18. Die Kirche ist gesandt,"das Reich Christi und Gottes anzukündigen und in allen Völkern zu begründen. So stellt sie Keim und Anfang dieses Reiches auf Erden dar".68 Auf der einen Seite ist die Kirche"Sakrament, das heißt Zeichen und Werkzeug für die innigste Vereinigung mit Gott wie für die Einheit der ganzen Menschheit";69 sie ist darum Zeichen und Werkzeug für das Reich, sie ist gerufen, es zu verkünden und zu begründen. Auf der anderen Seite ist die Kirche"das von der Einheit des Vaters und des Sohnes und des Heiligen Geistes her geeinte Volk";70 sie ist also"das im Mysterium schon gegenwärtige Reich Christi"71 und bildet deshalb seinen Keim und seinen Anfang. Das Reich Gottes hat eine eschatologische Dimension: es ist eine in der Zeit gegenwärtige Wirklichkeit, aber seine volle Verwirklichung wird erst mit dem Ende bzw. der Erfüllung der Geschichte kommen. 72

Von den biblischen Texten und den patristischen Zeugnissen wie auch von den Dokumenten des Lehramts der Kirche kann man für die Ausdrücke Himmelreich, Reich Gottes und Reich Christi keine ganz eindeutigen Bedeutungsinhalte ableiten, auch nicht von ihrer Beziehung zur Kirche, die selbst Mysterium ist und nicht gänzlich mit einem menschlichen Begriff erfasst werden kann. Es sind deswegen verschiedene theologische Erklärungen dieser Themen zulässig. Keine dieser möglichen Erklärungen darf jedoch die innige Verbundenheit zwischen Christus, dem Reich und der Kirche leugnen oder in irgendeiner Weise aushöhlen. In Wirklichkeit kann"das Reich Gottes, wie wir es von der Offenbarung her kennen, weder von Christus noch von der Kirche losgelöst werden... Wenn man das Reich von der Person Jesu trennt, hat man nicht mehr das von ihm geoffenbarte Reich Gottes, man verkehrt schließlich entweder den Sinn des Reiches, das ein rein menschliches oder ideologisches Objekt zu werden droht, oder man verfälscht die Identität Christi, der nicht mehr als der Herr, dem alles unterzuordnen ist, erscheint (vgl. 1 Kor 15,27). Ebenso kann man das Reich nicht von der Kirche loslösen.

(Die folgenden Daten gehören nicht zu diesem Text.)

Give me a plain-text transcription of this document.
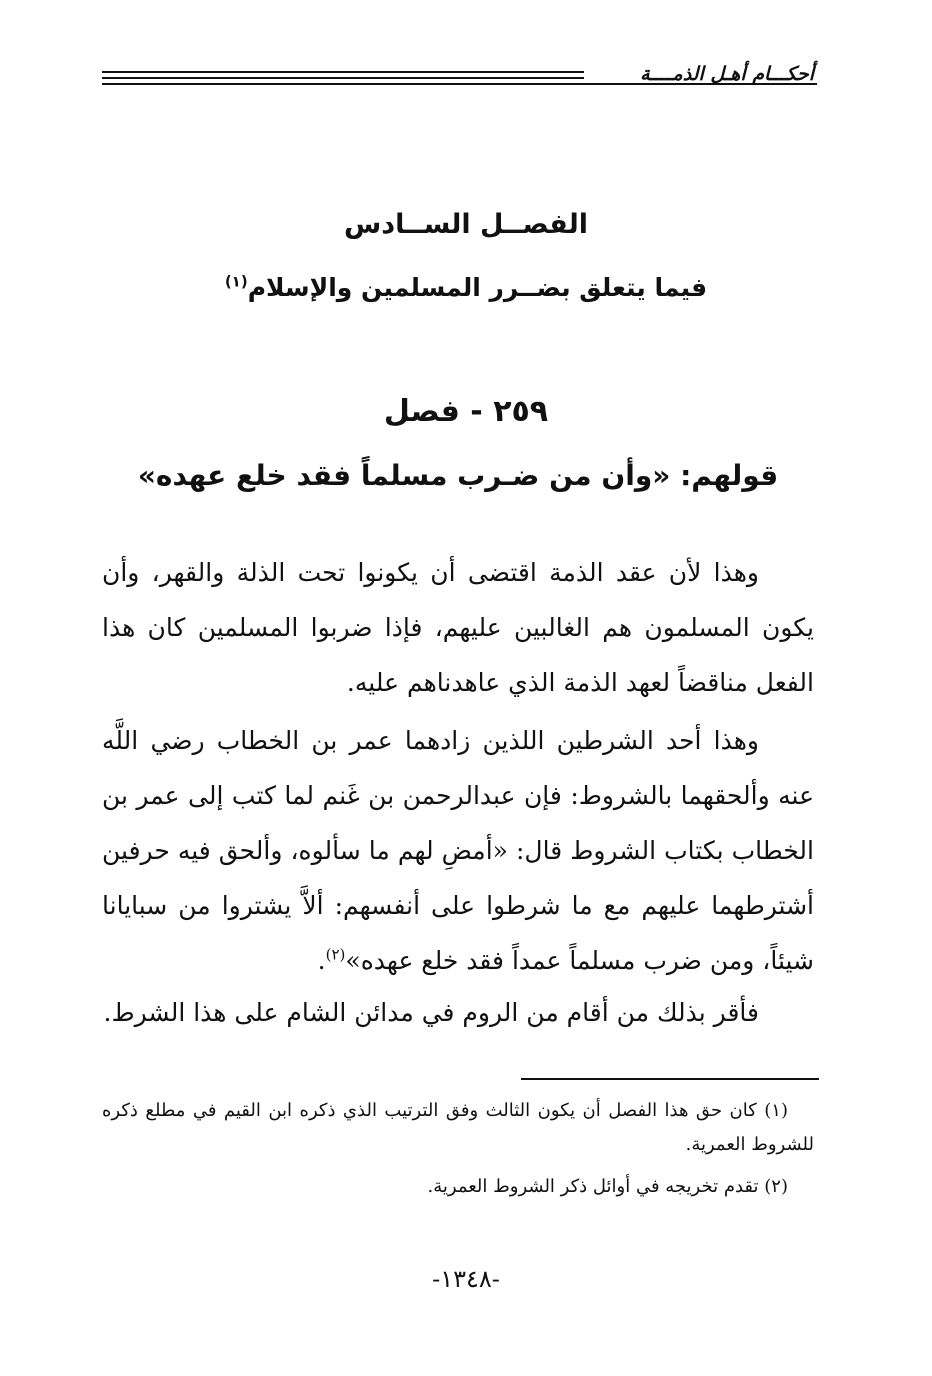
أحكـــام أهـل الذمــــة
الفصــل الســادس
فيما يتعلق بضــرر المسلمين والإسلام$^{(١)}$
٢٥٩ - فصل
قولهم: «وأن من ضـرب مسلماً فقد خلع عهده»

وهذا لأن عقد الذمة اقتضى أن يكونوا تحت الذلة والقهر، وأن يكون المسلمون هم الغالبين عليهم، فإذا ضربوا المسلمين كان هذا الفعل مناقضاً لعهد الذمة الذي عاهدناهم عليه.

وهذا أحد الشرطين اللذين زادهما عمر بن الخطاب رضي اللَّه عنه وألحقهما بالشروط: فإن عبدالرحمن بن غَنم لما كتب إلى عمر بن الخطاب بكتاب الشروط قال: «أمضِ لهم ما سألوه، وألحق فيه حرفين أشترطهما عليهم مع ما شرطوا على أنفسهم: ألاَّ يشتروا من سبايانا شيئاً، ومن ضرب مسلماً عمداً فقد خلع عهده»$^{(٢)}$.

فأقر بذلك من أقام من الروم في مدائن الشام على هذا الشرط.

(١) كان حق هذا الفصل أن يكون الثالث وفق الترتيب الذي ذكره ابن القيم في مطلع ذكره للشروط العمرية.

(٢) تقدم تخريجه في أوائل ذكر الشروط العمرية.

-١٣٤٨-
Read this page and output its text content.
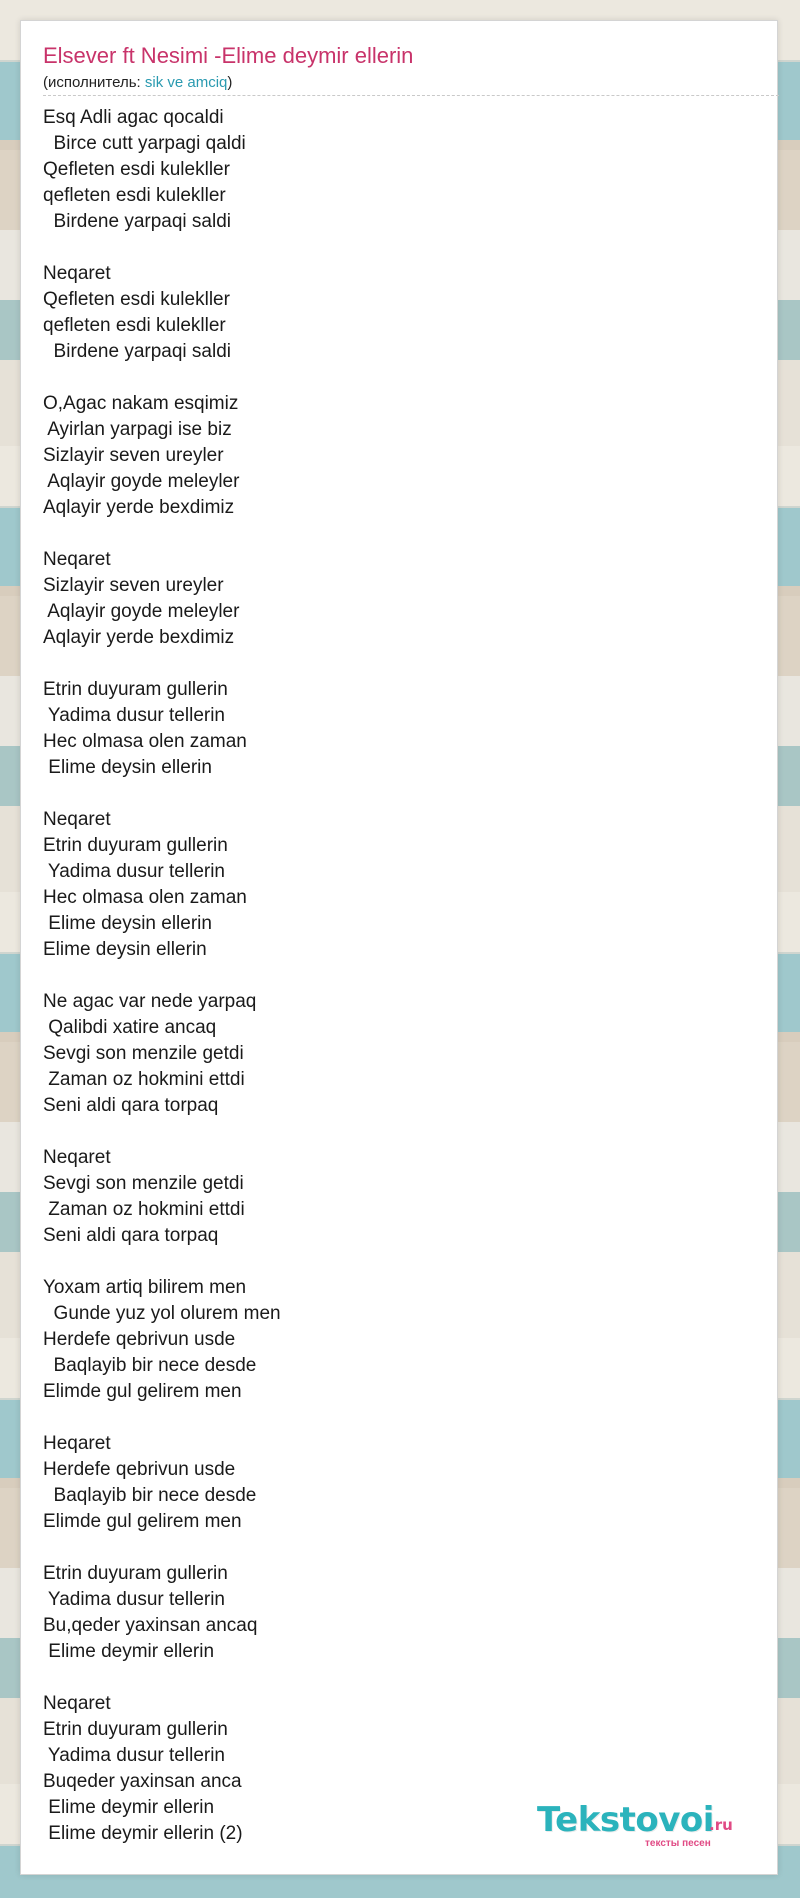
Elsever ft Nesimi -Elime deymir ellerin
(исполнитель: sik ve amciq)
Esq Adli agac qocaldi
Birce cutt yarpagi qaldi
Qefleten esdi kulekller
qefleten esdi kulekller
Birdene yarpaqi saldi
Neqaret
Qefleten esdi kulekller
qefleten esdi kulekller
Birdene yarpaqi saldi
O,Agac nakam esqimiz
Ayirlan yarpagi ise biz
Sizlayir seven ureyler
Aqlayir goyde meleyler
Aqlayir yerde bexdimiz
Neqaret
Sizlayir seven ureyler
Aqlayir goyde meleyler
Aqlayir yerde bexdimiz
Etrin duyuram gullerin
Yadima dusur tellerin
Hec olmasa olen zaman
Elime deysin ellerin
Neqaret
Etrin duyuram gullerin
Yadima dusur tellerin
Hec olmasa olen zaman
Elime deysin ellerin
Elime deysin ellerin
Ne agac var nede yarpaq
Qalibdi xatire ancaq
Sevgi son menzile getdi
Zaman oz hokmini ettdi
Seni aldi qara torpaq
Neqaret
Sevgi son menzile getdi
Zaman oz hokmini ettdi
Seni aldi qara torpaq
Yoxam artiq bilirem men
Gunde yuz yol olurem men
Herdefe qebrivun usde
Baqlayib bir nece desde
Elimde gul gelirem men
Heqaret
Herdefe qebrivun usde
Baqlayib bir nece desde
Elimde gul gelirem men
Etrin duyuram gullerin
Yadima dusur tellerin
Bu,qeder yaxinsan ancaq
Elime deymir ellerin
Neqaret
Etrin duyuram gullerin
Yadima dusur tellerin
Buqeder yaxinsan anca
Elime deymir ellerin
Elime deymir ellerin (2)	Tekstovoi
.ru
тексты песен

Gewiss, sie ist nicht selbst Ziel, da sie auf das Reich Gottes hingeordnet ist, dessen Wirklichkeit sie keimhaft und zeichenhaft darstellt und dessen Werkzeug sie ist. Aber bei aller Unterscheidung zwischen Kirche einerseits und Christus und Reich andererseits, bleibt die Kirche doch untrennbar mit beiden verbunden".73

19. Die untrennbare Beziehung zwischen Kirche und Reich bekräftigen, heißt aber nicht vergessen, dass das Reich Gottes — auch wenn es in seiner geschichtlichen Phase betrachtet wird — nicht mit der Kirche in ihrer sichtbaren und gesellschaftlichen Wirklichkeit identisch ist. Es ist nämlich nicht richtig, wenn man das Werk Christi und des Geistes"auf ihre [der Kirche] sichtbaren Grenzen einengt".74 Man muss deshalb auch berücksichtigen, dass"das Reich alle einbezieht: die einzelnen, die Gesellschaft, die ganze Welt. Für das Reich wirken bedeutet Anerkennung und Förderung der göttlichen Dynamik, die in der Geschichte der Menschheit anwesend ist und sie umformt. Das Reich aufbauen bedeutet arbeiten zur Befreiung vom Übel in allen seinen Formen. Das Reich Gottes ist letztlich die Offenbarung und Verwirklichung seiner Heilsabsicht in ganzer Fülle".75

In der Erörterung der Beziehungen zwischen Reich Gottes, Reich Christi und Kirche ist es indes notwendig, einseitige Akzentuierungen zu vermeiden, was bei jenen Ansichten der Fall ist,"die eindeutig den Akzent auf das Reich legen und sich als "reich-zentriert" bezeichnen. Sie wollen das Bild einer Kirche entwerfen, die nicht an sich selbst denkt, die vielmehr ganz damit befasst ist, Zeugnis vom Reich zu geben und ihm zu dienen. Sie ist eine "Kirche für die anderen", so sagt man, wie Christus der "Mensch für die anderen" ist... Neben positiven Aspekten bieten diese Auffassungen oft negative Seiten. Insbesondere übergehen sie die Person Christi mit Schweigen: das Reich, von dem sie sprechen, gründet sich auf eine "Theozentrik", weil — wie sie sagenChristus von jenen nicht verstanden werden kann, die nicht den christlichen Glauben haben, während verschiedene Völker, Kulturen und Religionen in einer einzigen göttlichen Wirklichkeit, wie immer diese genannt werden mag, sich wiederfinden können. Aus dem gleichen Grund geben sie dem Geheimnis der Schöpfung den Vorzug, das sich in der Verschiedenheit der Kulturen und religiösen Anschauungen widerspiegelt, sagen aber nichts über das Geheimnis der Erlösung. Darüber hinaus erliegt das Reich, wie sie es verstehen, der Gefahr, die Kirche an den Rand zu drängen oder sie unterzubewerten, als Reaktion auf eine vermeintliche "Ekklesiozentrik" in der Vergangenheit, und weil sie die Kirche als bloßes Zeichen betrachten, das im übrigen nicht frei ist von Zweideutigkeiten".76 Solche Auffassungen widersprechen dem katholischen Glauben, weil sie die einzigartige Beziehung leugnen, die zwischen Christus, der Kirche und dem Reich Gottes besteht.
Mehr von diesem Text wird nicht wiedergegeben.